Затем последовала еще одна вспышка, предварив появление поп-иконы нового типа: артиста со своей информационной консолью, из которой хлещут звуки, стили, свет, идеи, нервная агония коры головного мозга, пытающегося поглотить всю цифровую информацию, которая в него вливается. Жара в клубе, сумасшествие толпы, воздействие косяка, только что выкуренного нами, – всё это способствовало мощнейшему культурному переживанию, моменту «ноубрау» (nobrow) – не высокой [highbrow – дословно: высокобровый. – Пер.] и не низкой [lowbrow – низкобровый. – Пер.], и даже не средней (middlebrow) культуры, а культуры, существующей вообще вне старой иерархии вкуса. Этот момент был еще свеж в моей памяти, когда я спускался на эскалаторе на нижний уровень мегастора, осторожно погружаясь в ванну Шума по пути в отдел импортных дисков, где надеялся найти пластинку с легендарными концертами The Chemical Brothers в лондонском клубе The Heavenly Social.

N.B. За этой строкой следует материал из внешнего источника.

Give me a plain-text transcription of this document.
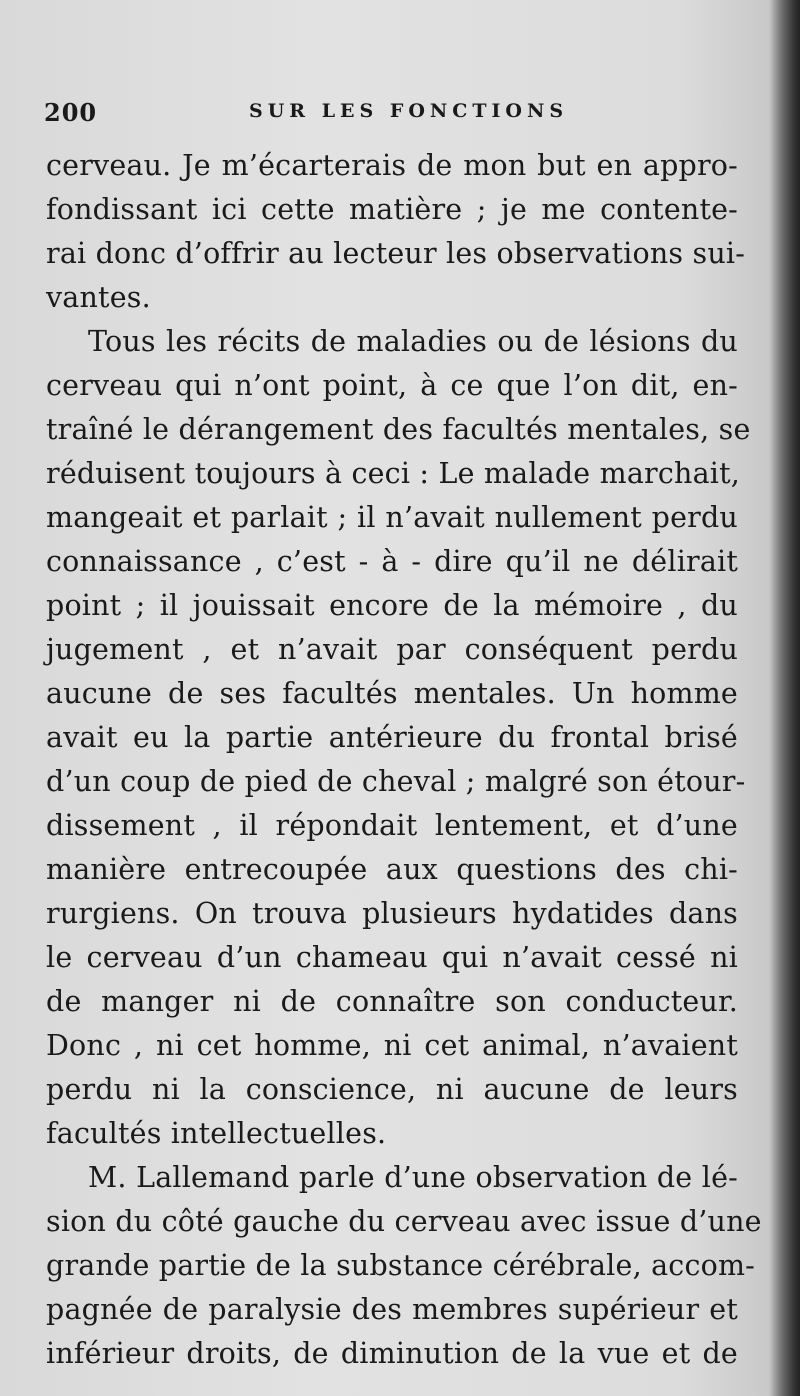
200	SUR LES FONCTIONS
cerveau. Je m’écarterais de mon but en appro-
fondissant ici cette matière ; je me contente-
rai donc d’offrir au lecteur les observations sui-
vantes.
Tous les récits de maladies ou de lésions du
cerveau qui n’ont point, à ce que l’on dit, en-
traîné le dérangement des facultés mentales, se
réduisent toujours à ceci : Le malade marchait,
mangeait et parlait ; il n’avait nullement perdu
connaissance , c’est - à - dire qu’il ne délirait
point ; il jouissait encore de la mémoire , du
jugement , et n’avait par conséquent perdu
aucune de ses facultés mentales. Un homme
avait eu la partie antérieure du frontal brisé
d’un coup de pied de cheval ; malgré son étour-
dissement , il répondait lentement, et d’une
manière entrecoupée aux questions des chi-
rurgiens. On trouva plusieurs hydatides dans
le cerveau d’un chameau qui n’avait cessé ni
de manger ni de connaître son conducteur.
Donc , ni cet homme, ni cet animal, n’avaient
perdu ni la conscience, ni aucune de leurs
facultés intellectuelles.
M. Lallemand parle d’une observation de lé-
sion du côté gauche du cerveau avec issue d’une
grande partie de la substance cérébrale, accom-
pagnée de paralysie des membres supérieur et
inférieur droits, de diminution de la vue et de
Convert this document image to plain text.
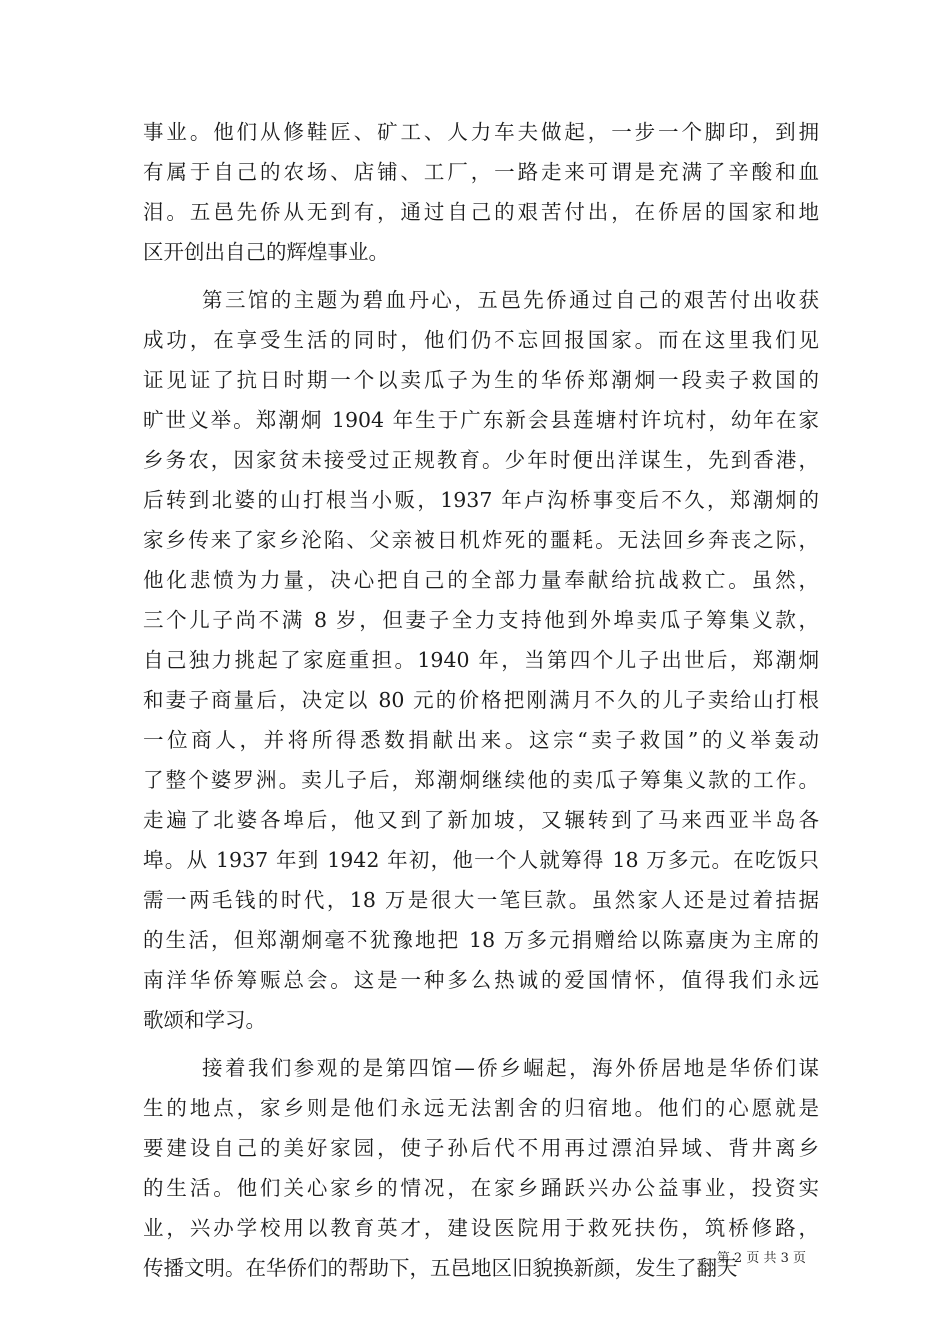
事业。他们从修鞋匠、矿工、人力车夫做起，一步一个脚印，到拥
有属于自己的农场、店铺、工厂，一路走来可谓是充满了辛酸和血
泪。五邑先侨从无到有，通过自己的艰苦付出，在侨居的国家和地
区开创出自己的辉煌事业。
第三馆的主题为碧血丹心，五邑先侨通过自己的艰苦付出收获
成功，在享受生活的同时，他们仍不忘回报国家。而在这里我们见
证见证了抗日时期一个以卖瓜子为生的华侨郑潮炯一段卖子救国的
旷世义举。郑潮炯 1904 年生于广东新会县莲塘村许坑村，幼年在家
乡务农，因家贫未接受过正规教育。少年时便出洋谋生，先到香港，
后转到北婆的山打根当小贩，1937 年卢沟桥事变后不久，郑潮炯的
家乡传来了家乡沦陷、父亲被日机炸死的噩耗。无法回乡奔丧之际，
他化悲愤为力量，决心把自己的全部力量奉献给抗战救亡。虽然，
三个儿子尚不满 8 岁，但妻子全力支持他到外埠卖瓜子筹集义款，
自己独力挑起了家庭重担。1940 年，当第四个儿子出世后，郑潮炯
和妻子商量后，决定以 80 元的价格把刚满月不久的儿子卖给山打根
一位商人，并将所得悉数捐献出来。这宗“卖子救国”的义举轰动
了整个婆罗洲。卖儿子后，郑潮炯继续他的卖瓜子筹集义款的工作。
走遍了北婆各埠后，他又到了新加坡，又辗转到了马来西亚半岛各
埠。从 1937 年到 1942 年初，他一个人就筹得 18 万多元。在吃饭只
需一两毛钱的时代，18 万是很大一笔巨款。虽然家人还是过着拮据
的生活，但郑潮炯毫不犹豫地把 18 万多元捐赠给以陈嘉庚为主席的
南洋华侨筹赈总会。这是一种多么热诚的爱国情怀，值得我们永远
歌颂和学习。
接着我们参观的是第四馆—侨乡崛起，海外侨居地是华侨们谋
生的地点，家乡则是他们永远无法割舍的归宿地。他们的心愿就是
要建设自己的美好家园，使子孙后代不用再过漂泊异域、背井离乡
的生活。他们关心家乡的情况，在家乡踊跃兴办公益事业，投资实
业，兴办学校用以教育英才，建设医院用于救死扶伤，筑桥修路，
传播文明。在华侨们的帮助下，五邑地区旧貌换新颜，发生了翻天
第 2 页 共 3 页
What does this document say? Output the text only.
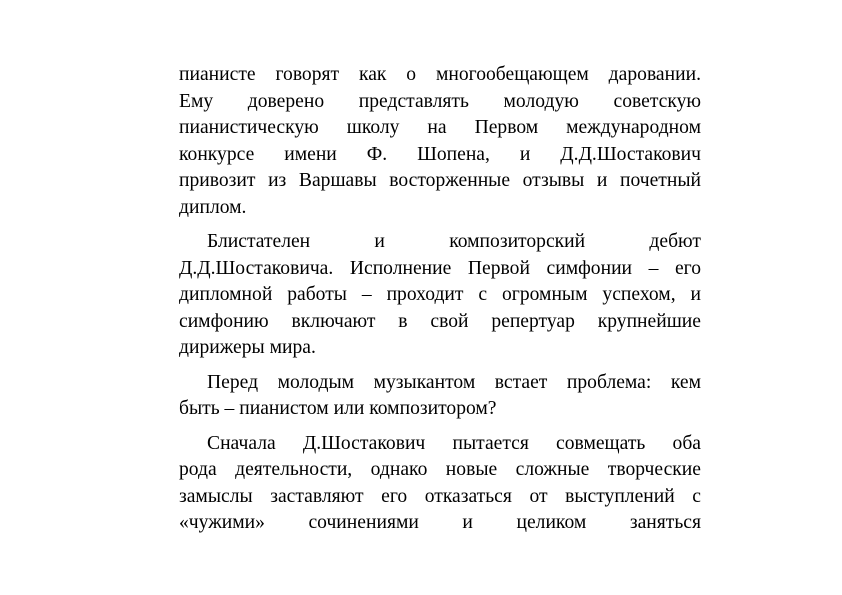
пианисте говорят как о многообещающем даровании.
Ему доверено представлять молодую советскую
пианистическую школу на Первом международном
конкурсе имени Ф. Шопена, и Д.Д.Шостакович
привозит из Варшавы восторженные отзывы и почетный
диплом.
Блистателен и композиторский дебют
Д.Д.Шостаковича. Исполнение Первой симфонии – его
дипломной работы – проходит с огромным успехом, и
симфонию включают в свой репертуар крупнейшие
дирижеры мира.
Перед молодым музыкантом встает проблема: кем
быть – пианистом или композитором?
Сначала Д.Шостакович пытается совмещать оба
рода деятельности, однако новые сложные творческие
замыслы заставляют его отказаться от выступлений с
«чужими» сочинениями и целиком заняться
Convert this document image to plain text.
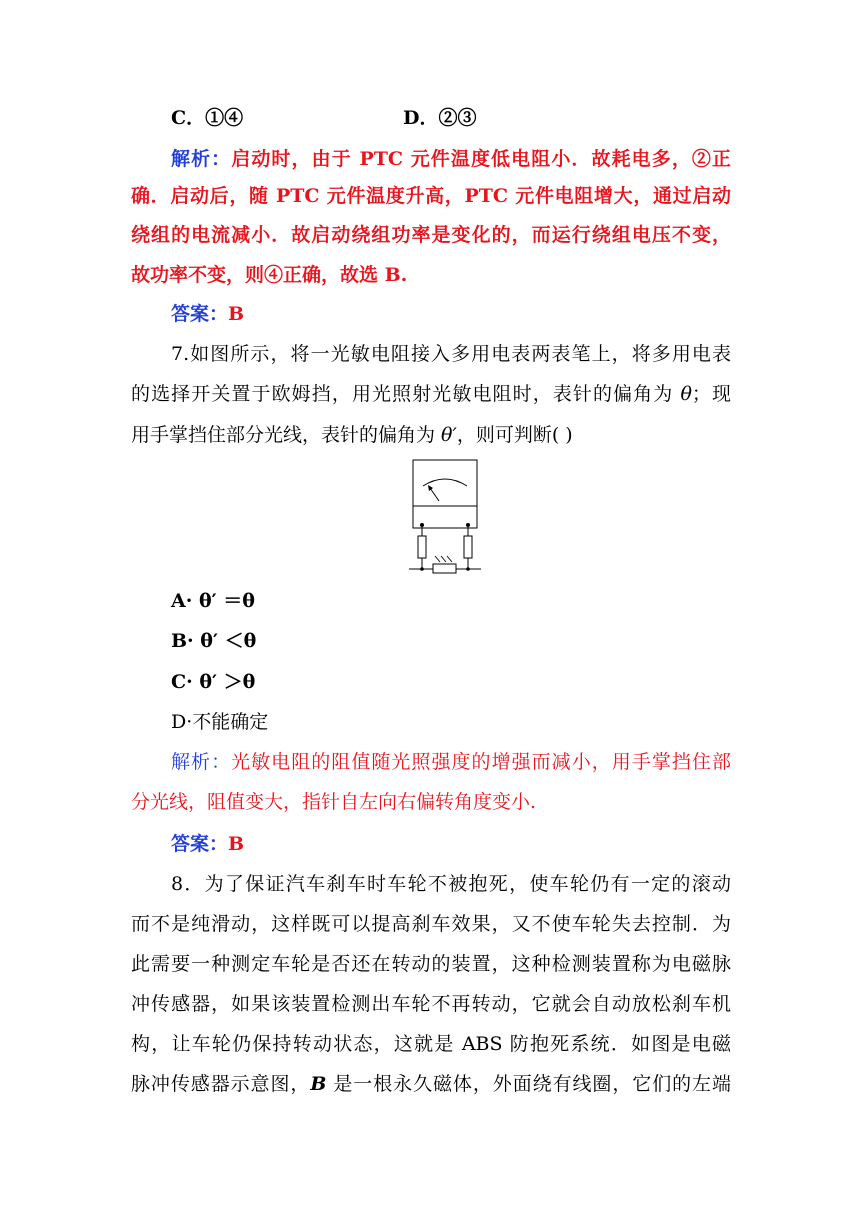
C．①④	D．②③
解析：启动时，由于 PTC 元件温度低电阻小．故耗电多，②正
确．启动后，随 PTC 元件温度升高，PTC 元件电阻增大，通过启动
绕组的电流减小．故启动绕组功率是变化的，而运行绕组电压不变，
故功率不变，则④正确，故选 B.
答案：B
7.如图所示，将一光敏电阻接入多用电表两表笔上，将多用电表
的选择开关置于欧姆挡，用光照射光敏电阻时，表针的偏角为 θ；现
用手掌挡住部分光线，表针的偏角为 θ′，则可判断( )
A· θ′ ＝θ
B· θ′ ＜θ
C· θ′ ＞θ
D·不能确定
解析：光敏电阻的阻值随光照强度的增强而减小，用手掌挡住部
分光线，阻值变大，指针自左向右偏转角度变小.
答案：B
8．为了保证汽车刹车时车轮不被抱死，使车轮仍有一定的滚动
而不是纯滑动，这样既可以提高刹车效果，又不使车轮失去控制．为
此需要一种测定车轮是否还在转动的装置，这种检测装置称为电磁脉
冲传感器，如果该装置检测出车轮不再转动，它就会自动放松刹车机
构，让车轮仍保持转动状态，这就是 ABS 防抱死系统．如图是电磁
脉冲传感器示意图，B 是一根永久磁体，外面绕有线圈，它们的左端
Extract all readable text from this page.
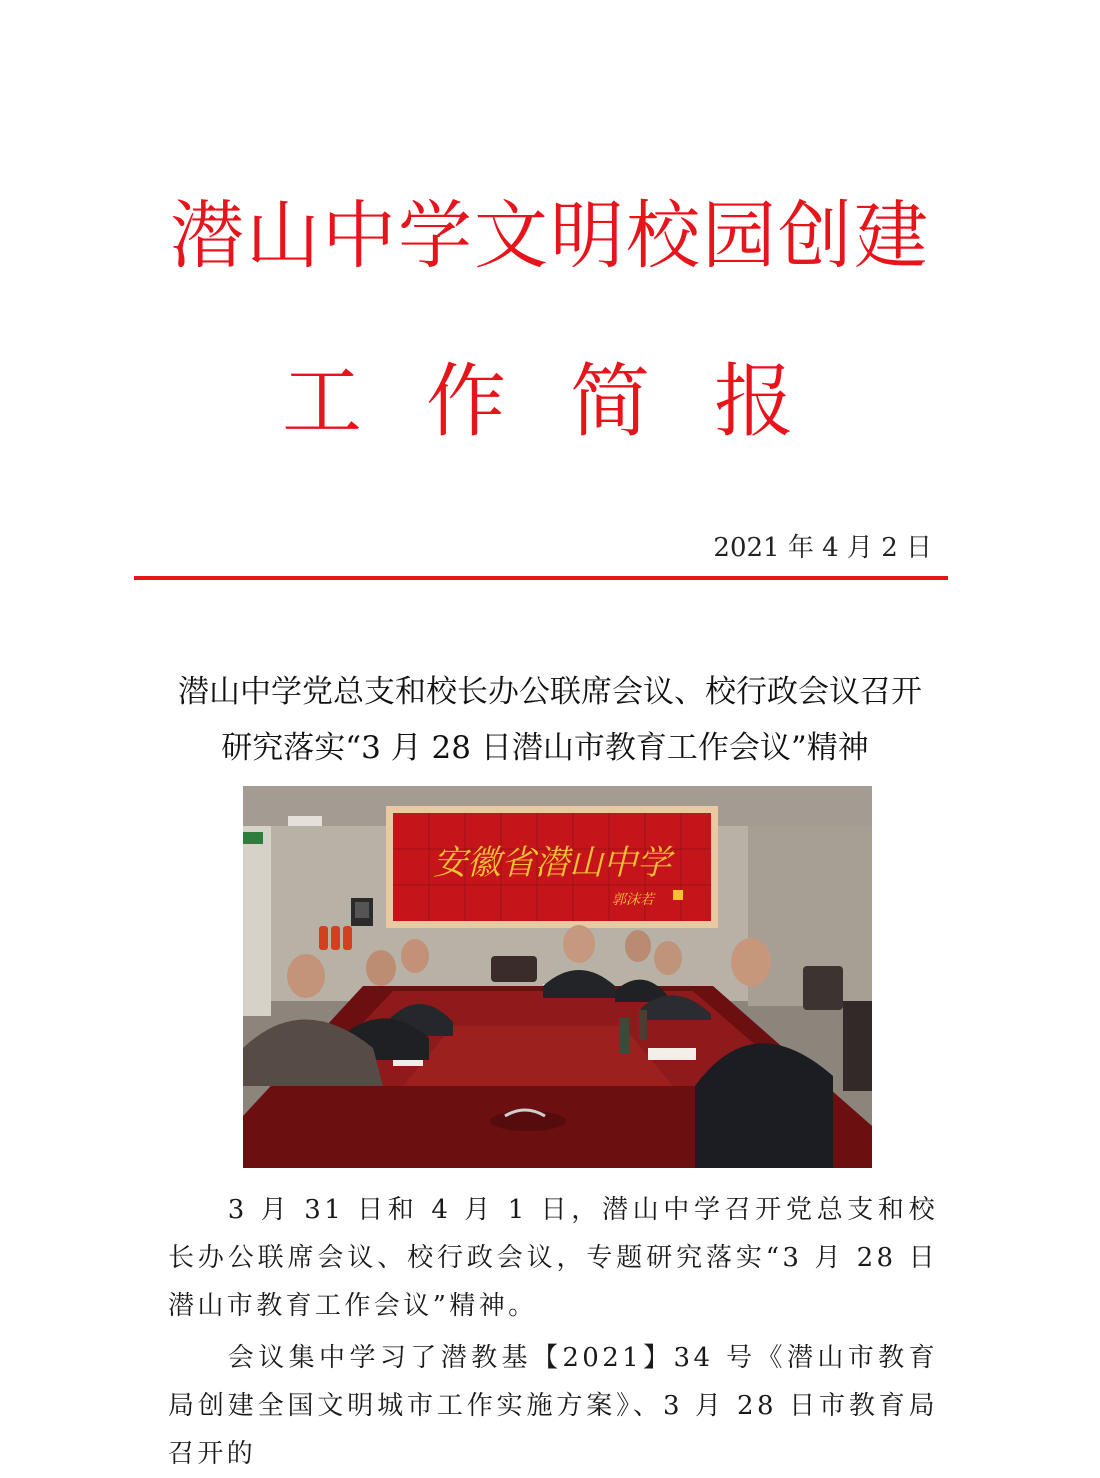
潜山中学文明校园创建
工作简报
2021 年 4 月 2 日
潜山中学党总支和校长办公联席会议、校行政会议召开
研究落实“3 月 28 日潜山市教育工作会议”精神
安徽省潜山中学
郭沫若

3 月 31 日和 4 月 1 日，潜山中学召开党总支和校长办公联席会议、校行政会议，专题研究落实“3 月 28 日潜山市教育工作会议”精神。

会议集中学习了潜教基【2021】34 号《潜山市教育局创建全国文明城市工作实施方案》、3 月 28 日市教育局召开的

На этом же уровне, справа от эскалатора, располагался отдел классической музыки. Спрятавшийся за толстыми стеклянными стенами от грубых звуков из соседнего отдела, где сальса, афро-галльские барабаны, регги и португальское фадо сливались в какофонию под названием world music, он был андеграундным бункером старой элитарной культуры, ее последним прибежищем здесь, на Таймс-сквер. Тут часто показывали неплохое видео, обычно в нем присутствовал Джеймс Левин за дирижерским пультом или Владимир Горовиц за фортепиано. За этими толстыми стеклянными стенами ощущалась академическая стерильность, на которую обрекли классическую музыку современные композиторы, решив, что популярность и коммерческий успех – это компромисс. Все их самые оригинальные идеи – электронные и атональные вариации, резкие изменения мелодии – давно уже нашли поп-культурное воплощение в отделах джаза и техно. В то же время индустрия классической музыки практически разрушила себя сама, продолжая из года в год выпускать записи лучших оркестров мира, исполняющих один и тот же стандартный набор произведений, несмотря на то что разница в исполнении может быть интересна очень немногим, и еще меньше ценителей смогут эту разницу обнаружить. В результате потенциально интересный жанр оказался в тюрьме стеклянных стен. Отдел классической музыки был практически пуст; как я недавно узнал, этим можно было воспользоваться и платить в нем за диски из других отделов, когда к кассам наверху стоят большие очереди.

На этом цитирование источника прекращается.